Patz & Hall ‘side hustle’ led to 8 million glasses of wine, 35 years in business
At its core, the story behind Patz & Hall is one of love. The love of two couples who came together with a shared vision to make exemplary pinot noirs and chardonnays. And the love of the land and how it can produce the ideal grape for each vintage that winemaker James Hall has meticulously envisioned this past 35 years.
It began at the University of California Santa Cruz, where Hall and Anne Moses studied as undergrad students. They ran in the same social circle that, even as teens, enjoyed the finer bottles they could find.
“We met wine tasting in college,” Moses said casually.
A boisterous Hall added, “Did she tell you I fell in love with her at first sight? I thought, ‘She’s gorgeous and she knows how to taste wine? Are you kidding me?’”
Moses, however, had a boyfriend. That boyfriend, however, had a bottle of 1971 Chateau d’Yquem, Sauternes, a highly decorated dessert wine that can sell for $1,000 a bottle today.
“I really wanted to try that wine,” Hall laughed, while sipping his own rosé in the winery’s tasting room on Eighth Street East.
As a restaurant server, Hall figured out that up-selling wine was an easy way to increase his tips, and so he learned, bottle by bottle. Although he wasn’t old enough to legally drink, the wine business piqued his interest.
He switched to UC Davis, with its fledgling winemaking program (in the years before Robert Mondavi made it a world-class wine institution). Moses stayed on at UCSC, but the two kept in touch, linked by their love of wine.
Fresh out of college, Hall landed a gig as associate winemaker at Flora Springs Winery in Napa in 1983, working under Ken Deis. That’s where he met Donald Patz, who was on the national wine sales team. Hall also met co-owners Julie and Pat Garvey, who eventually asked him to make a chardonnay from their private vineyard, a side project they called Leaping Lizards. His first solo wine.
“They wanted two barrels. They bought a new barrel and an old barrel and we pressed the juice,” Hall remembers. “We hand-bottled it right out of the barrel. It was sensational.”
Hand-bottling and harvesting became a signatures of Hall’s process, who insists on being hands on with all aspects of his winemaking.
Patz and Hall started to dream about making their own wines, their own way. They knew they couldn’t afford pricey cabernet, but decided if they could find $20,000, they could make 300 cases of chardonnay, just enough to launch a label.
By this point, Moses and Hall were an established couple, as were Donald and Heather Patz. They agreed to each contribute $5,000 and, over a bottle of Krug Champagne, they toasted the future of Patz & Hall in 1988.

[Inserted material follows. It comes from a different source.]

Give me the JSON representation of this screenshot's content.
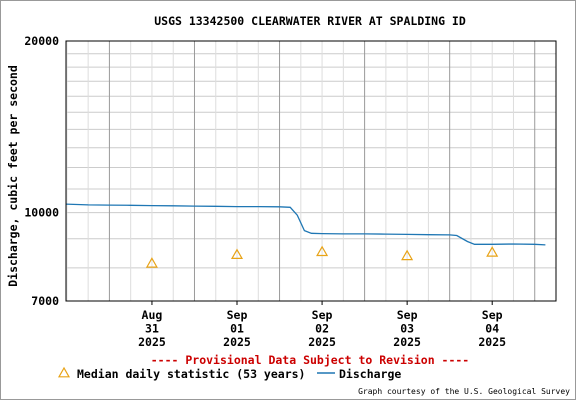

They convinced a vineyard contact to give them the grapes upfront, promising to pay him back when the wines sold. They each played a role. Hall crafted the wines. Donald Patz took them out on the road, selling bottles from California to New York. Moses, a Los Angeles native, pushed the wines into the Southern California market before becoming the winery’s president. Heather Patz worked as a brand ambassador.
“It was supposed to be a side hustle,” Hall said. “We sold all the wine before the next vintage.”
When asked to look back on his many bottles, which produced an estimated 8 million glasses of wine, Hall quickly identifies the 1990 chardonnay as his most memorable. It was a make-it-break year for the new winery.
“This is it, if we can’t sell our 1990 bottles, we’re out of business,” Hall said. “It was the first year I bought grapes from Larry Hyde.”
Buying from premiere vineyards would become a hallmark of Patz & Hall, but as a new label, they were lucky to get access to grapes grapes from Hyde’s iconic vineyards. Famed wine critic Robert Parker, who had spent the past few years questioning the quality of California chardonnay, reviewed the bottle and credited Patz & Hall with rekindling his confidence in the local market.
Right after the review published, a seller called at 8 a.m. seeking a pallet of wine. Then another. And another. By 3 p.m, they had sold the entire vintage.
The business was up and running. They didn’t have the money to buy a vineyard, so they bought grapes — very specific grapes, from just the right regions. They wanted big names, like Hyde, and although they began in Napa, they started exploring Sonoma County.
Hall met Warren Dutton in 1997, as the famed grower was transforming an apple orchard into a vineyard, and he promised to be a regular customer. In turn, Dutton encouraged Saralee McClelland Kunde, another notable name in winegrowing, to sell grapes to Patz & Hall.